April 21, 2021

Swapping Volatility

Google chose as motto “don’t be evil.” “Beware derivatives” isn’t a bad motto either.

If you’ve read the MSM long, you know we’ve beaten the drum like Boneshaker (when you hear the sound of the drum, here we come) over the risk in derivatives.

Oh please, Quast.  Can’t we talk about something more interesting, like the molecular structure of Molybdenum?

Do you want to know what’s coming, public companies and investors?  We’ve now been warned twice.  I’ll explain.

Before that, this: Recall that we said the market could take a beating this week because of derivatives. A raft of major banks have reported combined damage in the billions from bad derivatives bets by one hedge fund, Archegos Capital.

And VIX bets hit today.  Volatility bets blew up another fund.  Warning Signal No. 2.

Gunjan Banerji wrote about it yesterday in the WSJ (subscription required), admirably explicating the complexities of variance swaps.  The Infinity Q Diversified Alpha Fund shut down.

Diversified Alpha, a mutual fund marketed as a hedge fund for the masses, had roughly $1.75 billion of assets at last word.  The fund aimed in part at volatility strategies.  It said:

“The Volatility Strategy seeks to profit from the mispricing of volatility related instruments across equities, currencies, bonds, interest rates, and commodities markets. These instruments include options, variance swaps, correlation swaps, and total return swaps. The Strategy invests across a wide range of time horizons and takes long and short positions in the underlying volatility instruments.”

The fund went broke betting on volatility – mispricings.  That’s two in short succession.  Diversified Alpha filed its plea with the SEC Feb 21 to halt redemptions. Right after February expirations. Archegos Capital went belly-up with March expirations.

Much of the money in equities trades mispricings. That’s what ETFs do (ETF vs a basket). It’s what Fast Traders do (one price vs another).
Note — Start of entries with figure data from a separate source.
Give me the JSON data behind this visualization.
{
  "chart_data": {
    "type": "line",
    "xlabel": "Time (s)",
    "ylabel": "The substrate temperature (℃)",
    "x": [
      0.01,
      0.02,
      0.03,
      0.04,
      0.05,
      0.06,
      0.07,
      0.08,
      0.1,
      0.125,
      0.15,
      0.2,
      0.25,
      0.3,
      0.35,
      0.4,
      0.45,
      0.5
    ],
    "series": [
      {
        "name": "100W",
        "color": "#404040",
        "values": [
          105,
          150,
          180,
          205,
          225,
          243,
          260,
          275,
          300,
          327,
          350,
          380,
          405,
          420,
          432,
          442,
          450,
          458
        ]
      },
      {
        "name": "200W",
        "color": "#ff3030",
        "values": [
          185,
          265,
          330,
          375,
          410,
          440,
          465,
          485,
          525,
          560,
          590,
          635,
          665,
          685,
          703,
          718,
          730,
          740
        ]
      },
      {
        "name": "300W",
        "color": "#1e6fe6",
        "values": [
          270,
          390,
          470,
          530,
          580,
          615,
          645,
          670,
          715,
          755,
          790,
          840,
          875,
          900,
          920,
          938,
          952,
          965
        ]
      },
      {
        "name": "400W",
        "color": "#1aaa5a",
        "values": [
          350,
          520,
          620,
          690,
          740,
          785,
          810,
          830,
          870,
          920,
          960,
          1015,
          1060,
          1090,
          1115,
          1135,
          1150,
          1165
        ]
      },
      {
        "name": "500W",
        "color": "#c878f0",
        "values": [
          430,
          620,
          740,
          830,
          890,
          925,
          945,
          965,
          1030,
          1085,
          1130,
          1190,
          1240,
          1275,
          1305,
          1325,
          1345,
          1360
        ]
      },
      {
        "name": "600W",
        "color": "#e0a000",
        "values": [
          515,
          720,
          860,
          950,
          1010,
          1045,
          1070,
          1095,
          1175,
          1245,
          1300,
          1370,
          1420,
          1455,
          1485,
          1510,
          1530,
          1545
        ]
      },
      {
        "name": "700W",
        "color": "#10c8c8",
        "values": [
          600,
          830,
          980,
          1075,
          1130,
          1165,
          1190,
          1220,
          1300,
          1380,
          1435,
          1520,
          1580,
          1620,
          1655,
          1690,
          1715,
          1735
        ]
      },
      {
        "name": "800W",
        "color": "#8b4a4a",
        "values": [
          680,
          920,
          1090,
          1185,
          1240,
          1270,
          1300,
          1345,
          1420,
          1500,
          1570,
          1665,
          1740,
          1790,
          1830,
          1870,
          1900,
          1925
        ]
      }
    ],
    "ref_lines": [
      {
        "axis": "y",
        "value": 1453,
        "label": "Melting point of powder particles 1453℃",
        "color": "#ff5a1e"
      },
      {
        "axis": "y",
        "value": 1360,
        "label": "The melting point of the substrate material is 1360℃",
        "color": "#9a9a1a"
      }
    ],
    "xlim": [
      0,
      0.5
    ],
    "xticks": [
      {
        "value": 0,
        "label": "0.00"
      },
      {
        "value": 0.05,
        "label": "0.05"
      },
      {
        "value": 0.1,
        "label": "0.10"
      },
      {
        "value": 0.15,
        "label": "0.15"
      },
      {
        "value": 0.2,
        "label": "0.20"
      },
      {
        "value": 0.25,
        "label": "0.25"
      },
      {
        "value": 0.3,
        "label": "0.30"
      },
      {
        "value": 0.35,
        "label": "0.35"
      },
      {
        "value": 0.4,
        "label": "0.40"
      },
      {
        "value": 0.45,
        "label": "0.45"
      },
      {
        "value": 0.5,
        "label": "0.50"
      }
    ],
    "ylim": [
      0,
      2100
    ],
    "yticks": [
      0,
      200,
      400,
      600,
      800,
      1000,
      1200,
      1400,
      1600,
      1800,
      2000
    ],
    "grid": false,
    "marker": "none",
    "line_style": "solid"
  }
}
It’s what derivatives traders do (stocks vs options).  Those behaviors are roughly 80% of US equity volume.

These disasters you describe, Tim, are isolated to leveraged outfits.

Nope.

Here’s the SAI for the Blackrock Technology Opportunities Fund. I have read a great many SAIs, a reason I’ve in the past highlighted risks, especially for Exchange Traded Funds.

On page 3 is this: Only information that is clearly identified as applicable to the Fund is considered to form a part of the Fund’s SAI.

Then follows a table, with X’s by what applies.  See page 4, the derivatives section. Derivatives for hedges and speculation apply.  Credit default swaps, interest-rate swaps, total return swaps, options on swaps, on it goes.

I’m sure it’s a small part of this fund’s assets, used within rules to true up tracking or remediate some of the unremitting volatility that’s been seeded in all financial instruments by vast artificial quantities of money and low interest rates. But read the SAI on your favorite fund. What’s it say?

By the way, volatility in stocks has plunged by 50% the past couple weeks. Almost like a tide going out ahead of a tsunami. Behind it in other data we track are vast swings in standard deviation between the prices of sector stocks and the ETFs tracking them.

That is, if we compile moves of all sector stocks and the average is a 1.8% decline and the composite average for sector ETFs is 0.1%, standard deviation is 625%.

It suggests to me that ETFs are substituting stuff that moves less than stocks – like swaps or IOUs of some sort, or cash – to get away from the error-inducing volatility in stocks.

But that could blow up derivatives predicated on a statistical equity basket. What the hell is going on?  Exactly.  That’s what I want to know. Something is wrong, and we’re seeing little fissures, seeping steam, wisps of ash.

We’ve long been concerned about these risks. But they’re like the way Ernest Hemingway described how one goes broke (a line I’ve used often): very slowly then all at once.

I’m not wringing my hands. Forewarned is forearmed. Investors and traders, it’s wise to get out of the pool around these things, which we observe in the data, and report.

And for public companies, it’s high time to make sure your executive teams realize risk resides beyond “alternative investments.” It’s everywhere. All around us. 

How central are Morgan Stanley, JP Morgan, Credit Suisse, Deutsche Bank, banks losing on Archegos, to financial markets from IPOs to Treasury Open Market operations?  Derivatives to equity and ETF trading?

It may be the cost of paying ourselves to sit out a Pandemic is the stability of our financial markets. We’re inflating everything including derivatives.  We can survive it.  In fact, it would do us good to roll around in the dirt and develop some resilience.

Whatever happens, we’ve got the data.  We warned EDGE users to be out by last Friday. We can tell you, public companies, if these instruments are large in your price. 

Everybody is swapping volatility. Beware.